Cabin to house visitor center |

Cabin to house visitor center

Project is part of big plans for 2007 for Historical Society of Oak Creek and Phippsburg

Alexis DeLaCruz

The Historical Society of Oak Creek and Phippsburg has acquired this home and will move it next to Bucket Park to be used as a visitor center.

— Renee Johnson predicts 2007 will be a busy year for the Historical Society of Oak Creek and Phippsburg.

In addition to completing the society’s museum in the old Oak Creek Town Hall at the top of Main Street, the society is also beginning the process of moving a historic Oak Creek log cabin from its current location behind the Rio Oso Nursery across Main Street to its new home next to Bucket Park.

The big move has been years in the making, said Johnson, the president of the Historical Society of Oak Creek and Phippsburg.

“The plan has always been to make that cabin a visitor center,” she said. “If it all comes together, we hope to have the cabin moved this summer.”

The South Routt Economic Development Council has gotten involved in the project to lift some of the burden on the society, which has been busy renovating the old Town Hall to house the museum.

Karen Tussey, who represents Oak Creek on the council, said she has learned a lot about what it takes to move a building to a new site.

Recommended Stories For You

“There is still much to be discussed, but I’m sure we’re going to make this thing work,” she said.

The Historical Society of Oak Creek and Phippsburg, the town of Oak Creek and the South Routt Economic Development Council will continue to discuss the logistics of moving the building and how to secure funds to complete the project.

California resident Ken Rossi donated the log cabin to the historical society in 2004. Rossi’s mother, Betty Burns, lived in the cabin since she was a teenager.

The 20-by-30-foot cabin was built in 1920 and has one bedroom, a living room, one bathroom and a kitchen.
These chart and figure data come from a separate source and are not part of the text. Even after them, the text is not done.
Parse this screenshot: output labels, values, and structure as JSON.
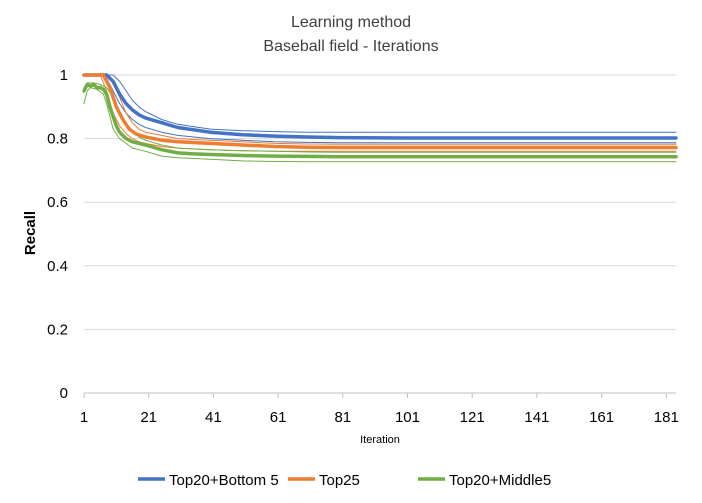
{
  "chart_data": {
    "type": "line",
    "title": "Learning method",
    "subtitle": "Baseball field - Iterations",
    "xlabel": "Iteration",
    "ylabel": "Recall",
    "xlim": [
      1,
      184
    ],
    "ylim": [
      0,
      1
    ],
    "x_ticks": [
      "1",
      "21",
      "41",
      "61",
      "81",
      "101",
      "121",
      "141",
      "161",
      "181"
    ],
    "y_ticks": [
      "0",
      "0.2",
      "0.4",
      "0.6",
      "0.8",
      "1"
    ],
    "grid": "horizontal",
    "legend_position": "bottom",
    "series": [
      {
        "name": "Top20+Bottom 5",
        "color": "#4472C4",
        "mean": {
          "x": [
            1,
            8,
            10,
            12,
            14,
            16,
            18,
            20,
            25,
            30,
            40,
            50,
            60,
            70,
            80,
            100,
            184
          ],
          "y": [
            1.0,
            1.0,
            0.98,
            0.94,
            0.91,
            0.89,
            0.875,
            0.865,
            0.85,
            0.835,
            0.82,
            0.812,
            0.808,
            0.805,
            0.803,
            0.802,
            0.802
          ]
        },
        "upper": {
          "x": [
            1,
            8,
            10,
            12,
            14,
            16,
            18,
            20,
            25,
            30,
            40,
            50,
            60,
            70,
            80,
            100,
            184
          ],
          "y": [
            1.0,
            1.0,
            1.0,
            0.98,
            0.95,
            0.92,
            0.9,
            0.885,
            0.86,
            0.845,
            0.83,
            0.825,
            0.822,
            0.82,
            0.82,
            0.82,
            0.82
          ]
        },
        "lower": {
          "x": [
            1,
            6,
            8,
            10,
            12,
            14,
            16,
            18,
            20,
            25,
            30,
            40,
            50,
            60,
            70,
            80,
            100,
            184
          ],
          "y": [
            1.0,
            1.0,
            0.99,
            0.95,
            0.91,
            0.88,
            0.86,
            0.845,
            0.835,
            0.82,
            0.81,
            0.8,
            0.795,
            0.79,
            0.788,
            0.787,
            0.787,
            0.787
          ]
        }
      },
      {
        "name": "Top25",
        "color": "#ED7D31",
        "mean": {
          "x": [
            1,
            7,
            9,
            11,
            13,
            15,
            17,
            20,
            25,
            30,
            40,
            50,
            60,
            70,
            80,
            100,
            184
          ],
          "y": [
            1.0,
            1.0,
            0.96,
            0.9,
            0.86,
            0.83,
            0.815,
            0.805,
            0.795,
            0.79,
            0.785,
            0.78,
            0.775,
            0.773,
            0.772,
            0.772,
            0.772
          ]
        },
        "upper": {
          "x": [
            1,
            8,
            10,
            12,
            14,
            16,
            18,
            20,
            25,
            30,
            40,
            50,
            60,
            70,
            80,
            100,
            184
          ],
          "y": [
            1.0,
            1.0,
            0.98,
            0.93,
            0.88,
            0.85,
            0.83,
            0.82,
            0.81,
            0.8,
            0.795,
            0.79,
            0.785,
            0.783,
            0.782,
            0.782,
            0.782
          ]
        },
        "lower": {
          "x": [
            1,
            6,
            8,
            10,
            12,
            14,
            16,
            18,
            20,
            25,
            30,
            40,
            50,
            60,
            70,
            80,
            100,
            184
          ],
          "y": [
            1.0,
            1.0,
            0.95,
            0.88,
            0.84,
            0.815,
            0.8,
            0.79,
            0.785,
            0.775,
            0.77,
            0.765,
            0.762,
            0.76,
            0.76,
            0.76,
            0.76,
            0.76
          ]
        }
      },
      {
        "name": "Top20+Middle5",
        "color": "#70AD47",
        "mean": {
          "x": [
            1,
            2,
            3,
            4,
            5,
            6,
            7,
            8,
            9,
            10,
            11,
            12,
            14,
            16,
            18,
            20,
            25,
            30,
            35,
            40,
            50,
            60,
            70,
            80,
            100,
            184
          ],
          "y": [
            0.95,
            0.97,
            0.965,
            0.97,
            0.96,
            0.96,
            0.955,
            0.94,
            0.9,
            0.87,
            0.84,
            0.82,
            0.8,
            0.79,
            0.785,
            0.78,
            0.765,
            0.755,
            0.752,
            0.75,
            0.747,
            0.745,
            0.744,
            0.743,
            0.743,
            0.743
          ]
        },
        "upper": {
          "x": [
            1,
            2,
            4,
            6,
            8,
            10,
            12,
            14,
            16,
            18,
            20,
            25,
            30,
            40,
            50,
            60,
            70,
            80,
            100,
            184
          ],
          "y": [
            0.96,
            0.975,
            0.975,
            0.97,
            0.96,
            0.93,
            0.88,
            0.84,
            0.82,
            0.805,
            0.795,
            0.78,
            0.77,
            0.765,
            0.762,
            0.76,
            0.758,
            0.757,
            0.757,
            0.757
          ]
        },
        "lower": {
          "x": [
            1,
            2,
            3,
            5,
            7,
            8,
            9,
            10,
            12,
            14,
            16,
            18,
            20,
            25,
            30,
            40,
            50,
            60,
            70,
            80,
            100,
            184
          ],
          "y": [
            0.91,
            0.95,
            0.96,
            0.955,
            0.94,
            0.91,
            0.87,
            0.83,
            0.8,
            0.785,
            0.77,
            0.765,
            0.76,
            0.745,
            0.74,
            0.735,
            0.73,
            0.728,
            0.727,
            0.727,
            0.727,
            0.727
          ]
        }
      }
    ]
  }
}
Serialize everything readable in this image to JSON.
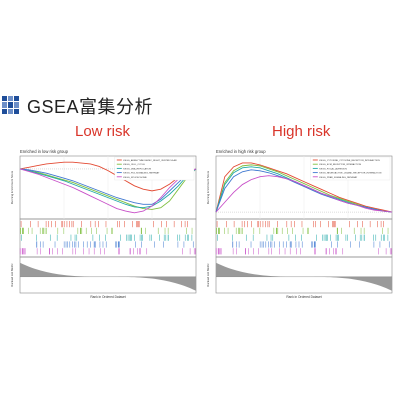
{
  "header": {
    "title": "GSEA富集分析",
    "icon": "grid-logo-icon",
    "icon_color": "#1f4e9a"
  },
  "low_risk_label": "Low risk",
  "high_risk_label": "High risk",
  "label_color": "#d9352a",
  "chart_data": [
    {
      "type": "line",
      "title": "Enriched in low risk group",
      "ylabel": "Running Enrichment Score",
      "lower_ylabel": "Ranked List Metric",
      "xlabel": "Rank in Ordered Dataset",
      "x": [
        0,
        0.05,
        0.1,
        0.15,
        0.2,
        0.25,
        0.3,
        0.35,
        0.4,
        0.45,
        0.5,
        0.55,
        0.6,
        0.65,
        0.7,
        0.75,
        0.8,
        0.85,
        0.9,
        0.95,
        1.0
      ],
      "series": [
        {
          "name": "KEGG_ARRHYTHMOGENIC_RIGHT_VENTRICULAR",
          "color": "#e34a33",
          "values": [
            0,
            0.02,
            0.04,
            0.06,
            0.07,
            0.08,
            0.08,
            0.07,
            0.06,
            0.03,
            -0.02,
            -0.08,
            -0.14,
            -0.2,
            -0.24,
            -0.26,
            -0.24,
            -0.18,
            -0.1,
            -0.04,
            0
          ]
        },
        {
          "name": "KEGG_CELL_CYCLE",
          "color": "#7fbf3f",
          "values": [
            0,
            -0.02,
            -0.04,
            -0.07,
            -0.1,
            -0.13,
            -0.16,
            -0.2,
            -0.24,
            -0.28,
            -0.32,
            -0.36,
            -0.4,
            -0.44,
            -0.47,
            -0.48,
            -0.46,
            -0.38,
            -0.24,
            -0.1,
            0
          ]
        },
        {
          "name": "KEGG_DNA_REPLICATION",
          "color": "#21a8a8",
          "values": [
            0,
            -0.02,
            -0.05,
            -0.08,
            -0.11,
            -0.14,
            -0.18,
            -0.22,
            -0.26,
            -0.3,
            -0.34,
            -0.38,
            -0.42,
            -0.45,
            -0.46,
            -0.44,
            -0.38,
            -0.3,
            -0.2,
            -0.08,
            0
          ]
        },
        {
          "name": "KEGG_P53_SIGNALING_PATHWAY",
          "color": "#3f78d0",
          "values": [
            0,
            -0.01,
            -0.03,
            -0.05,
            -0.08,
            -0.11,
            -0.14,
            -0.18,
            -0.22,
            -0.26,
            -0.3,
            -0.34,
            -0.37,
            -0.4,
            -0.42,
            -0.42,
            -0.36,
            -0.26,
            -0.16,
            -0.06,
            0
          ]
        },
        {
          "name": "KEGG_SPLICEOSOME",
          "color": "#c850c8",
          "values": [
            0,
            -0.03,
            -0.06,
            -0.1,
            -0.14,
            -0.18,
            -0.22,
            -0.27,
            -0.32,
            -0.37,
            -0.42,
            -0.47,
            -0.5,
            -0.52,
            -0.5,
            -0.44,
            -0.34,
            -0.22,
            -0.12,
            -0.04,
            0
          ]
        }
      ]
    },
    {
      "type": "line",
      "title": "Enriched in high risk group",
      "ylabel": "Running Enrichment Score",
      "lower_ylabel": "Ranked List Metric",
      "xlabel": "Rank in Ordered Dataset",
      "x": [
        0,
        0.05,
        0.1,
        0.15,
        0.2,
        0.25,
        0.3,
        0.35,
        0.4,
        0.45,
        0.5,
        0.55,
        0.6,
        0.65,
        0.7,
        0.75,
        0.8,
        0.85,
        0.9,
        0.95,
        1.0
      ],
      "series": [
        {
          "name": "KEGG_CYTOKINE_CYTOKINE_RECEPTOR_INTERACTION",
          "color": "#e34a33",
          "values": [
            0,
            0.36,
            0.46,
            0.5,
            0.5,
            0.48,
            0.45,
            0.42,
            0.39,
            0.35,
            0.31,
            0.27,
            0.23,
            0.19,
            0.15,
            0.12,
            0.09,
            0.06,
            0.04,
            0.02,
            0
          ]
        },
        {
          "name": "KEGG_ECM_RECEPTOR_INTERACTION",
          "color": "#7fbf3f",
          "values": [
            0,
            0.3,
            0.42,
            0.47,
            0.48,
            0.47,
            0.44,
            0.41,
            0.37,
            0.33,
            0.29,
            0.25,
            0.21,
            0.17,
            0.14,
            0.11,
            0.08,
            0.05,
            0.03,
            0.01,
            0
          ]
        },
        {
          "name": "KEGG_FOCAL_ADHESION",
          "color": "#21a8a8",
          "values": [
            0,
            0.28,
            0.4,
            0.45,
            0.46,
            0.45,
            0.42,
            0.39,
            0.35,
            0.31,
            0.27,
            0.23,
            0.19,
            0.16,
            0.13,
            0.1,
            0.07,
            0.05,
            0.03,
            0.01,
            0
          ]
        },
        {
          "name": "KEGG_NEUROACTIVE_LIGAND_RECEPTOR_INTERACTION",
          "color": "#3f78d0",
          "values": [
            0,
            0.24,
            0.36,
            0.41,
            0.43,
            0.42,
            0.4,
            0.37,
            0.34,
            0.3,
            0.26,
            0.22,
            0.18,
            0.15,
            0.12,
            0.09,
            0.07,
            0.05,
            0.03,
            0.01,
            0
          ]
        },
        {
          "name": "KEGG_PPAR_SIGNALING_PATHWAY",
          "color": "#c850c8",
          "values": [
            0,
            0.1,
            0.2,
            0.28,
            0.33,
            0.36,
            0.37,
            0.36,
            0.34,
            0.31,
            0.27,
            0.23,
            0.19,
            0.16,
            0.12,
            0.09,
            0.07,
            0.04,
            0.02,
            0.01,
            0
          ]
        }
      ]
    }
  ]
}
Burns’ father purchased the cabin after being discharged from the U.S. Navy after World War II.

Preserving the cabin was an accomplishment because many of Oak Creek’s historic buildings weren’t preserved, Johnson said.

“We’re missing quite a few of our historic buildings,” she said. “We wanted to preserve this one.”

Burns, who no longer lives in the cabin, was surprised to learn the society was interested in her home.

“It was a shock when they first asked me about it, but I can see why they wanted to preserve it,” she said.

Johnson said once a foundation and water and sewer lines are laid, the building should be ready to go. The visitor center could feature room for office space, and regional information featuring different areas of South Routt County.

The museum is scheduled for completion in February.

“We’ll emphasize the area’s rich mining history as well as the ranching and railroad industries that have made South Routt what it is,” she said. “That’s what this community is all about.”

In addition to the museum and visitor center projects, the historical society is hosting a “Kick off Oak Creek’s Centennial” party from 1 to 4 p.m. Jan. 6 at Oak Creek Town Hall.

The special menu includes black-eyed peas, rice and cornbread.

“The old timers believe eating these foods will bring you luck,” she said.

All South Routt residents are invited to attend the first event recognizing Oak Creek’s 100th birthday and those who sign the town guestbook will receive a special commemorative centennial coin.

The gathering also will feature a display of historic buildings created by former South Routt Middle School students.

“We have something going on all the time,” she said. “There will be no boredom in 2007.”